The governor admitted that not enough of us have paid heed to his previous efforts to encourage such things as wearing masks and avoiding large gatherings. Herbert scrapped his dial of many colors, the one that was supposed to explain to people the differing levels of caution appropriate for places where COVID-19 was spreading at greater or lesser rates.
He replaced it with a three-level grid of actions to be taken, depending on the rate of new cases reported in a county and the statewide number of hospitalizations. The rules include what amounts to a mask requirement for all but eight of the state’s 29 counties until Oct. 29, as well as limits on gatherings of more than 10 people and an order that household groups visiting restaurants or sporting events and such stay at least 6 feet away from other such groups.
The new rules stand to be more useful than the old rules. But the continuing flaw in all of this is the almost apologetic — or, perhaps more accurately, wimpy — ways in which they are stated.
“Our announcement of this new system without your involvement is practically nothing,” said Richard Saunders, interim director of the Utah Department of Health.
House Speaker Brad Wilson said the new system “places responsibility for our state’s response with each of us individually.”
To a degree, that’s true of all laws, social norms and human decency. If people only did the right thing out of fear of government action, there would be no safety, no civilization.
But why treat a deadly pandemic with less concern — less government action — than we treat all the other aspects of life where laws and government are there to protect us? Why not just count on personal responsibility and humanity to get us to stop at red lights, drive at safe speeds through residential neighborhoods, not drive while drunk or abstain from armed robbery?

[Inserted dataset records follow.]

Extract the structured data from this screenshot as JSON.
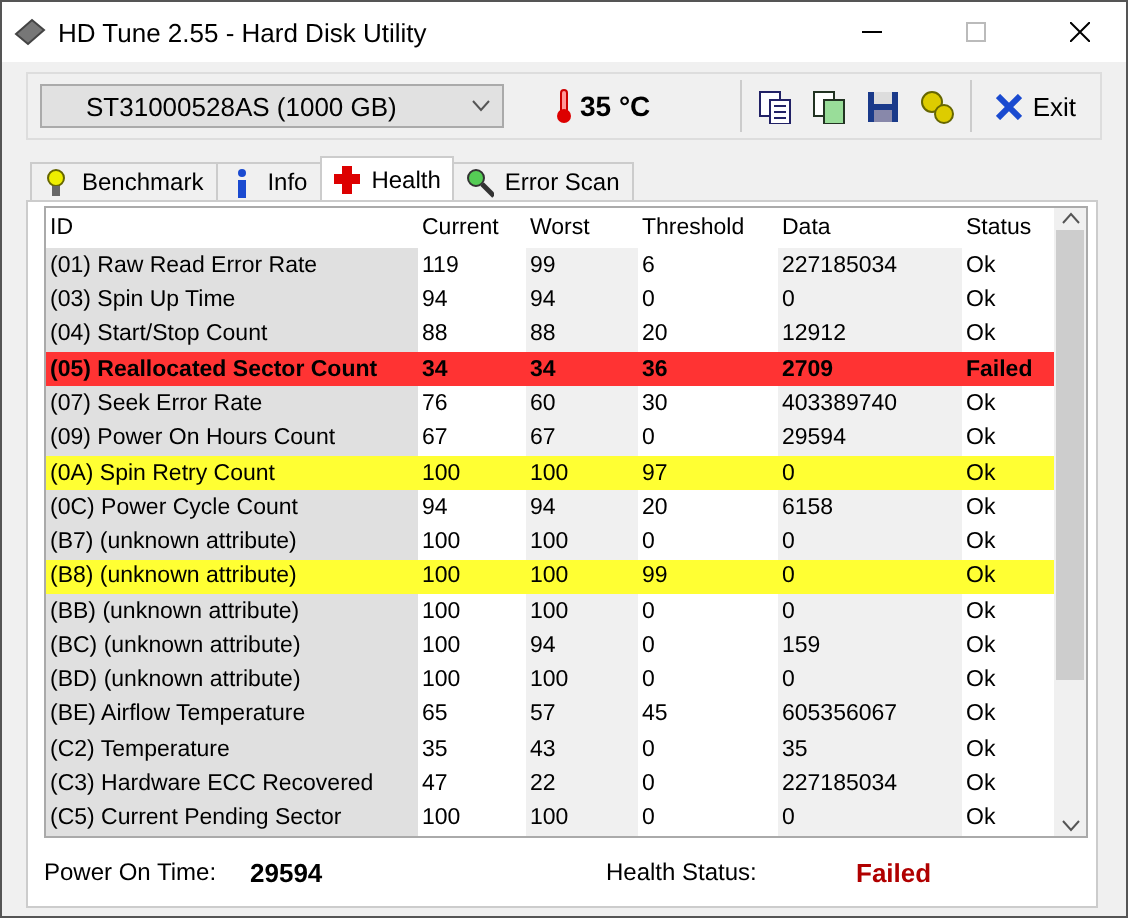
{
  "window": {
    "title": "HD Tune 2.55 - Hard Disk Utility"
  },
  "toolbar": {
    "drive": "ST31000528AS (1000 GB)",
    "temperature": "35 °C",
    "exit": "Exit"
  },
  "tabs": [
    {
      "label": "Benchmark",
      "kind": "bulb",
      "selected": false
    },
    {
      "label": "Info",
      "kind": "info",
      "selected": false
    },
    {
      "label": "Health",
      "kind": "cross",
      "selected": true
    },
    {
      "label": "Error Scan",
      "kind": "magnifier",
      "selected": false
    }
  ],
  "table": {
    "columns": [
      "ID",
      "Current",
      "Worst",
      "Threshold",
      "Data",
      "Status"
    ],
    "rows": [
      {
        "kind": "normal",
        "cells": [
          "(01) Raw Read Error Rate",
          "119",
          "99",
          "6",
          "227185034",
          "Ok"
        ]
      },
      {
        "kind": "normal",
        "cells": [
          "(03) Spin Up Time",
          "94",
          "94",
          "0",
          "0",
          "Ok"
        ]
      },
      {
        "kind": "normal",
        "cells": [
          "(04) Start/Stop Count",
          "88",
          "88",
          "20",
          "12912",
          "Ok"
        ]
      },
      {
        "kind": "failed",
        "cells": [
          "(05) Reallocated Sector Count",
          "34",
          "34",
          "36",
          "2709",
          "Failed"
        ]
      },
      {
        "kind": "normal",
        "cells": [
          "(07) Seek Error Rate",
          "76",
          "60",
          "30",
          "403389740",
          "Ok"
        ]
      },
      {
        "kind": "normal",
        "cells": [
          "(09) Power On Hours Count",
          "67",
          "67",
          "0",
          "29594",
          "Ok"
        ]
      },
      {
        "kind": "warning",
        "cells": [
          "(0A) Spin Retry Count",
          "100",
          "100",
          "97",
          "0",
          "Ok"
        ]
      },
      {
        "kind": "normal",
        "cells": [
          "(0C) Power Cycle Count",
          "94",
          "94",
          "20",
          "6158",
          "Ok"
        ]
      },
      {
        "kind": "normal",
        "cells": [
          "(B7) (unknown attribute)",
          "100",
          "100",
          "0",
          "0",
          "Ok"
        ]
      },
      {
        "kind": "warning",
        "cells": [
          "(B8) (unknown attribute)",
          "100",
          "100",
          "99",
          "0",
          "Ok"
        ]
      },
      {
        "kind": "normal",
        "cells": [
          "(BB) (unknown attribute)",
          "100",
          "100",
          "0",
          "0",
          "Ok"
        ]
      },
      {
        "kind": "normal",
        "cells": [
          "(BC) (unknown attribute)",
          "100",
          "94",
          "0",
          "159",
          "Ok"
        ]
      },
      {
        "kind": "normal",
        "cells": [
          "(BD) (unknown attribute)",
          "100",
          "100",
          "0",
          "0",
          "Ok"
        ]
      },
      {
        "kind": "normal",
        "cells": [
          "(BE) Airflow Temperature",
          "65",
          "57",
          "45",
          "605356067",
          "Ok"
        ]
      },
      {
        "kind": "normal",
        "cells": [
          "(C2) Temperature",
          "35",
          "43",
          "0",
          "35",
          "Ok"
        ]
      },
      {
        "kind": "normal",
        "cells": [
          "(C3) Hardware ECC Recovered",
          "47",
          "22",
          "0",
          "227185034",
          "Ok"
        ]
      },
      {
        "kind": "normal",
        "cells": [
          "(C5) Current Pending Sector",
          "100",
          "100",
          "0",
          "0",
          "Ok"
        ]
      }
    ]
  },
  "status_bar": {
    "power_on_label": "Power On Time:",
    "power_on_value": "29594",
    "health_label": "Health Status:",
    "health_value": "Failed",
    "health_failed": true
  }
}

Laws that limit access to alcohol, for example, are often justified with the statement “If it saves one life.”
A real mask mandate, especially if it were issued months ago and carried penalties for defiance, is likely to have saved hundreds of lives.
The void that has been left by a lack of leadership at both the state and national levels has been filled, in public discourse and social media, by foolishness and falsehoods about hoaxes, quack cures and irrational calls for armed rebellion.
People who think that they risk only their own health when refusing to wear masks or keep their distance are both ignorant and selfish to a level that is almost criminal.
And that’s how our government, which exists to protect the common good, should treat them.